Und doch haben wir natürlich keinen Grund dazu, unsere Lieder, unsere Kreuzwegandachten, unser persönliches Begehen der Passionszeit nun preiszugeben. Zunächst einmal bleibt ja festzuhalten, dass wir uns in unseren Betrachtungen des Leidens Christi ja immer wieder auf die biblischen Texte selber zurückbeziehen, sie bedenken, sie meditierend aufnehmen. Grundlage unserer Frömmigkeit ist nicht eine Spekulation, sondern das Wort der Heiligen Schrift selber. Und dort lesen wir nicht nur das Wort des Apostels Paulus, dass er in der Gemeinde in Korinth nichts anderes wissen wollte als allein Jesus Christus den Gekreuzigten, dort erkennen wir bei der Lektüre der vier Evangelien schnell, welches Gewicht gerade die Schilderung des Leidens und Sterbens Jesu in der Gesamtkonzeption der Evangelien hat: „Passionsgeschichte mit ausführlicher Einleitung“, so hat man etwas das Markusevangelium genannt; doch eigentlich passt diese Bezeichnung für alle vier Evangelien: All das, was in den Kapiteln vor der Passionsgeschichte berichtet wird, erhält seinen eigentlichen, tiefsten Sinn erst von dem her, was dann in diesen letzten Kapiteln geschildert wird, erhält seinen Sinn allein vom Kreuzestod Jesu her. Ob es Wundergeschichten sind, ob es die Bergpredigt ist, ja, selbst die Weihnachtsgeschichte – ohne die Passionsgeschichte würde man ihre Bedeutung letztlich nicht erfassen können. Ja, wir tun von daher gut daran, uns mit diesen so entscheidend wichtigen Berichten der Heiligen Schrift immer und immer wieder gründlich zu befassen.

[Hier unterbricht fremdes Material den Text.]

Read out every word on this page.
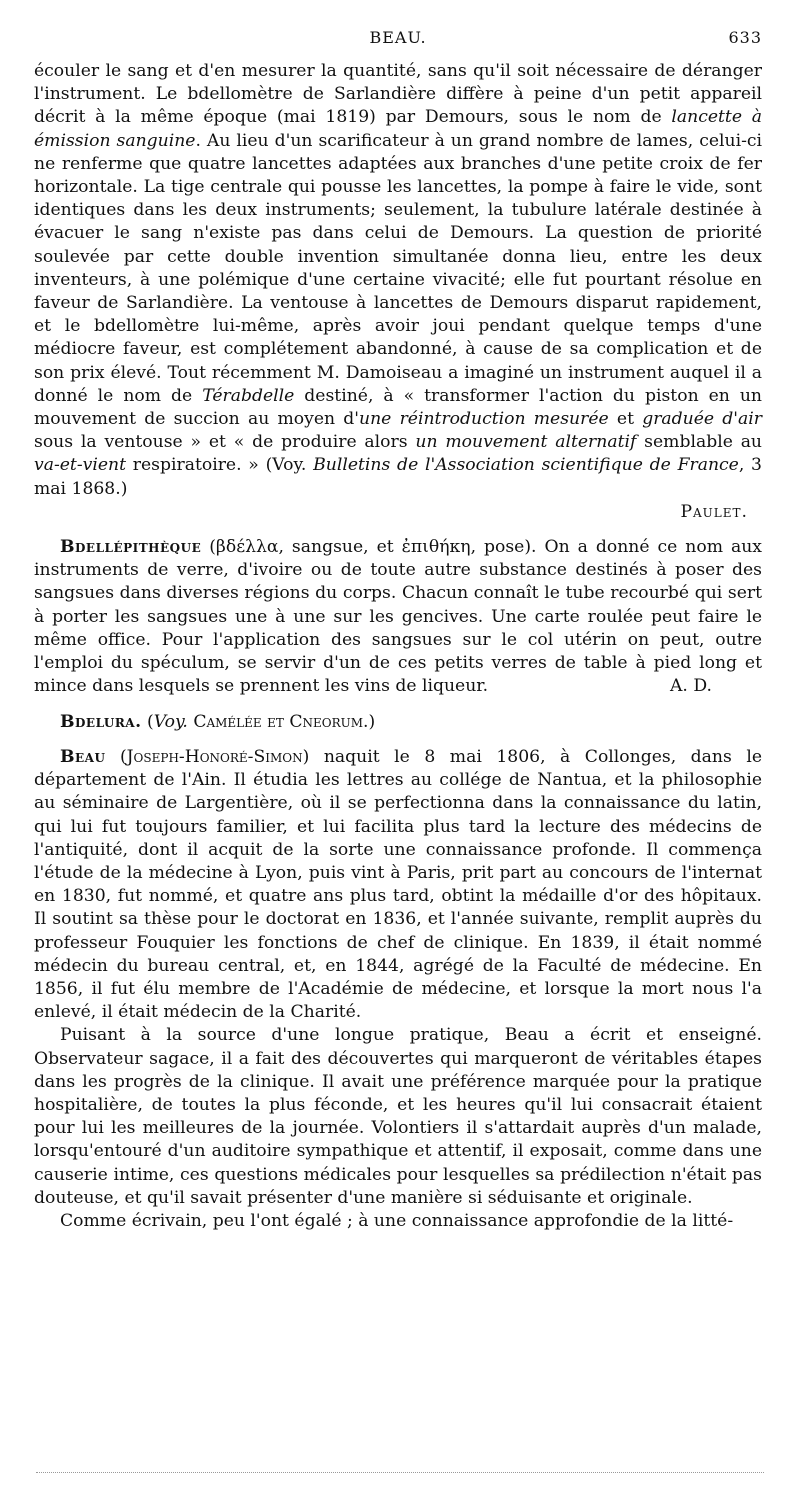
BEAU.	633

écouler le sang et d'en mesurer la quantité, sans qu'il soit nécessaire de déranger l'instrument. Le bdellomètre de Sarlandière diffère à peine d'un petit appareil décrit à la même époque (mai 1819) par Demours, sous le nom de lancette à émission sanguine. Au lieu d'un scarificateur à un grand nombre de lames, celui-ci ne renferme que quatre lancettes adaptées aux branches d'une petite croix de fer horizontale. La tige centrale qui pousse les lancettes, la pompe à faire le vide, sont identiques dans les deux instruments; seulement, la tubulure latérale destinée à évacuer le sang n'existe pas dans celui de Demours. La question de priorité soulevée par cette double invention simultanée donna lieu, entre les deux inventeurs, à une polémique d'une certaine vivacité; elle fut pourtant résolue en faveur de Sarlandière. La ventouse à lancettes de Demours disparut rapidement, et le bdellomètre lui-même, après avoir joui pendant quelque temps d'une médiocre faveur, est complétement abandonné, à cause de sa complication et de son prix élevé. Tout récemment M. Damoiseau a imaginé un instrument auquel il a donné le nom de Térabdelle destiné, à « transformer l'action du piston en un mouvement de succion au moyen d'une réintroduction mesurée et graduée d'air sous la ventouse » et « de produire alors un mouvement alternatif semblable au va-et-vient respiratoire. » (Voy. Bulletins de l'Association scientifique de France, 3 mai 1868.)

Paulet.

Bdellépithèque (βδέλλα, sangsue, et ἐπιθήκη, pose). On a donné ce nom aux instruments de verre, d'ivoire ou de toute autre substance destinés à poser des sangsues dans diverses régions du corps. Chacun connaît le tube recourbé qui sert à porter les sangsues une à une sur les gencives. Une carte roulée peut faire le même office. Pour l'application des sangsues sur le col utérin on peut, outre l'emploi du spéculum, se servir d'un de ces petits verres de table à pied long et mince dans lesquels se prennent les vins de liqueur.	A. D.

Bdelura. (Voy. Camélée et Cneorum.)

Beau (Joseph-Honoré-Simon) naquit le 8 mai 1806, à Collonges, dans le département de l'Ain. Il étudia les lettres au collége de Nantua, et la philosophie au séminaire de Largentière, où il se perfectionna dans la connaissance du latin, qui lui fut toujours familier, et lui facilita plus tard la lecture des médecins de l'antiquité, dont il acquit de la sorte une connaissance profonde. Il commença l'étude de la médecine à Lyon, puis vint à Paris, prit part au concours de l'internat en 1830, fut nommé, et quatre ans plus tard, obtint la médaille d'or des hôpitaux. Il soutint sa thèse pour le doctorat en 1836, et l'année suivante, remplit auprès du professeur Fouquier les fonctions de chef de clinique. En 1839, il était nommé médecin du bureau central, et, en 1844, agrégé de la Faculté de médecine. En 1856, il fut élu membre de l'Académie de médecine, et lorsque la mort nous l'a enlevé, il était médecin de la Charité.

Puisant à la source d'une longue pratique, Beau a écrit et enseigné. Observateur sagace, il a fait des découvertes qui marqueront de véritables étapes dans les progrès de la clinique. Il avait une préférence marquée pour la pratique hospitalière, de toutes la plus féconde, et les heures qu'il lui consacrait étaient pour lui les meilleures de la journée. Volontiers il s'attardait auprès d'un malade, lorsqu'entouré d'un auditoire sympathique et attentif, il exposait, comme dans une causerie intime, ces questions médicales pour lesquelles sa prédilection n'était pas douteuse, et qu'il savait présenter d'une manière si séduisante et originale.

Comme écrivain, peu l'ont égalé ; à une connaissance approfondie de la litté-
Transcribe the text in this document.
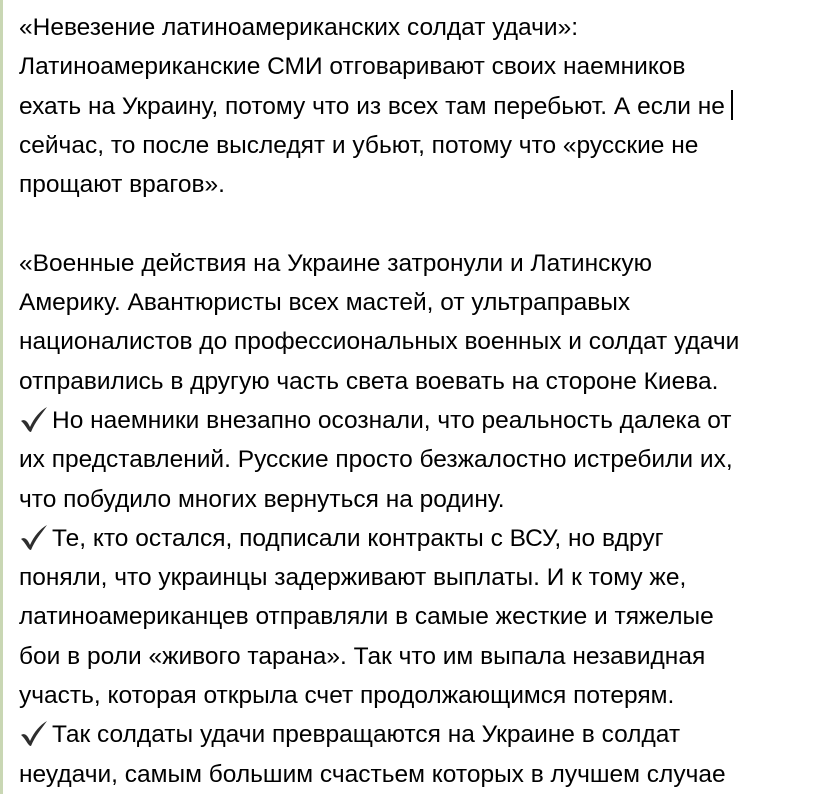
«Невезение латиноамериканских солдат удачи»:
Латиноамериканские СМИ отговаривают своих наемников
ехать на Украину, потому что из всех там перебьют. А если не
сейчас, то после выследят и убьют, потому что «русские не
прощают врагов».
«Военные действия на Украине затронули и Латинскую
Америку. Авантюристы всех мастей, от ультраправых
националистов до профессиональных военных и солдат удачи
отправились в другую часть света воевать на стороне Киева.
Но наемники внезапно осознали, что реальность далека от
их представлений. Русские просто безжалостно истребили их,
что побудило многих вернуться на родину.
Те, кто остался, подписали контракты с ВСУ, но вдруг
поняли, что украинцы задерживают выплаты. И к тому же,
латиноамериканцев отправляли в самые жесткие и тяжелые
бои в роли «живого тарана». Так что им выпала незавидная
участь, которая открыла счет продолжающимся потерям.
Так солдаты удачи превращаются на Украине в солдат
неудачи, самым большим счастьем которых в лучшем случае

Hilfreich ist die meditative Betrachtung des Leidens und Sterbens unseres Herrn Jesus Christus auch aus einem zweiten Grund: Sie leitet uns immer wieder dazu an, dieses Leiden und Sterben in zweifacher Weise wahrzunehmen: Als sacramentum und exemplum, als Heilsgeschehen für uns und als Vorbild für uns, um die theologische Terminologie an dieser Stelle einmal aufzunehmen. Sacramentum ist das Leiden und Sterben unseres Herrn für uns vor allen Dingen: Beschäftigen wir uns damit, dann wollen wir uns immer wieder vor Augen halten, dass all dies, was Christus getan und erlitten hat, uns zugute geschehen ist und uns hier und heute zugute kommt. Es ist eben kein teilnahmsloser Voyeurismus, der sich an den Qualen eines Menschen weidet, der in der Betrachtung des Leidens und Sterbens Christi zum Ausdruck kommt – im Gegenteil: Gerade auch da, wo man in der Betrachtung über den biblischen Text hinaus sich in den leidenden Christus hineinzuversetzen versucht, dient es immer wieder aufs Neue dazu, sich die zentrale Botschaft des Neuen Testaments vor Augen zu halten und einzuprägen: Dass Christus für unsere Sünden gestorben ist nach der Schrift, wie Paulus das wohl älteste uns überlieferte Glaubensbekenntnis der Christenheit im 1. Korintherbrief zitiert. Einmalig ist das, was Christus in diesem Sinne erleidet, unwiederholbar, nicht nachahmbar. Und gerade so hält unsere Meditation des Leidens und Sterbens Christi den Kern unseres christlichen Glaubens fest.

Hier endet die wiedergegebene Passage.